The first stream was an increasing secularism that reduced Christianity and Christian morality to an irrelevance. The Christian emphasis on compassion for the weak, poor, and oppressed was supplanted by an emphasis, deriving in large part from Neitszche, on strength and will. The Christian belief that morality was grounded in the will of a benevolent, omniscient God was replaced with the belief that morality was a product of the struggle for advantage among groups competing for their very survival. Once German intellectuals lost faith in a transcendent moral authority it was but a short step to an egoistic, pragmatic version of might makes right.
This meshed neatly with the conlusions of a Darwinian world-view which stressed the survival of the fittest, the inferiority of some kinds of people vis a vis others, and the possibility of improving the fitness of the human species through genetic selection and the removal of competitors.
These ideas manifested themselves in the 19th century in the German eugenics movement which sought to improve mankind through selective breeding and the abortion and euthanization of the sick, infirm, and deformed. As the twentieth century approached more German scholars and opinion makers extended these principles to the competition between races so that "inferior" peoples were seen as subject to the Darwinian laws of extinction. It was no distance at all from there to the conclusion that war against the inferior kinds of humans was morally justified in Darwinian and Neitszchean terms.
In a secular world might makes right and the interest of the stronger is the only defensible ethic. Survival in the competition for resources and living space was ipso facto proof of one's fitness and the ends of survival and dominance justified any means for many prominent Germans prior to the 1920s.
Weikert doesn't simply assert these historical and philosophical trends, he documents them from the writings of numerous infuential German thinkers from the 1860s through the 1920s. In fact, if the book has a shortcoming it is that after awhile the mountain of evidence Weikert amasses begins to get in the way of reading the history.

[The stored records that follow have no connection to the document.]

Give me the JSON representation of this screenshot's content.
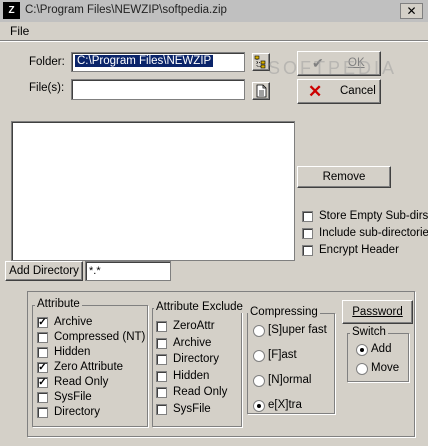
{
  "window": {
    "title": "C:\\Program Files\\NEWZIP\\softpedia.zip",
    "close_glyph": "✕",
    "icon_glyph": "Z"
  },
  "menu": {
    "file": "File"
  },
  "form": {
    "folder_label": "Folder:",
    "folder_value": "C:\\Program Files\\NEWZIP",
    "files_label": "File(s):",
    "files_value": ""
  },
  "buttons": {
    "ok": "OK",
    "cancel": "Cancel",
    "remove": "Remove",
    "add_directory": "Add Directory",
    "password": "Password"
  },
  "options": {
    "store_empty": "Store Empty Sub-dirs",
    "include_sub": "Include sub-directories",
    "encrypt": "Encrypt Header"
  },
  "filter_value": "*.*",
  "attribute": {
    "title": "Attribute",
    "items": [
      {
        "label": "Archive",
        "checked": true
      },
      {
        "label": "Compressed (NT)",
        "checked": false
      },
      {
        "label": "Hidden",
        "checked": false
      },
      {
        "label": "Zero Attribute",
        "checked": true
      },
      {
        "label": "Read Only",
        "checked": true
      },
      {
        "label": "SysFile",
        "checked": false
      },
      {
        "label": "Directory",
        "checked": false
      }
    ]
  },
  "attribute_exclude": {
    "title": "Attribute Exclude",
    "items": [
      {
        "label": "ZeroAttr",
        "checked": false
      },
      {
        "label": "Archive",
        "checked": false
      },
      {
        "label": "Directory",
        "checked": false
      },
      {
        "label": "Hidden",
        "checked": false
      },
      {
        "label": "Read Only",
        "checked": false
      },
      {
        "label": "SysFile",
        "checked": false
      }
    ]
  },
  "compressing": {
    "title": "Compressing",
    "items": [
      {
        "label": "[S]uper fast",
        "selected": false
      },
      {
        "label": "[F]ast",
        "selected": false
      },
      {
        "label": "[N]ormal",
        "selected": false
      },
      {
        "label": "e[X]tra",
        "selected": true
      }
    ]
  },
  "switch": {
    "title": "Switch",
    "items": [
      {
        "label": "Add",
        "selected": true
      },
      {
        "label": "Move",
        "selected": false
      }
    ]
  },
  "watermark": "SOFTPEDIA",
  "colors": {
    "selection": "#0a246a",
    "face": "#d4d0c8",
    "cancel_red": "#cc0000"
  }
}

The author is at pains to insist that Darwinist materialism doesn't necessarily lead to Hitler. It might not have, of course, but what he shows beyond cavil is that the path that history followed was indeed widened, paved, and lit by the ideas of Darwinists and atheists following their assumptions to what they saw as their logical conclusions. It was an historical march made much easier by the demise of a robust Church in Germany and by the notion that any morality worthy of the name had to be grounded in the improvement of the human species.
Whether Weikert is right or wrong I leave to historians to decide but that he is persuasive cannot be gainsaid.
His book is scholarly, and the reader looking for something casual or light will probably find it difficult to finish. Reading it to the end, however, will surely repay anyone who perseveres.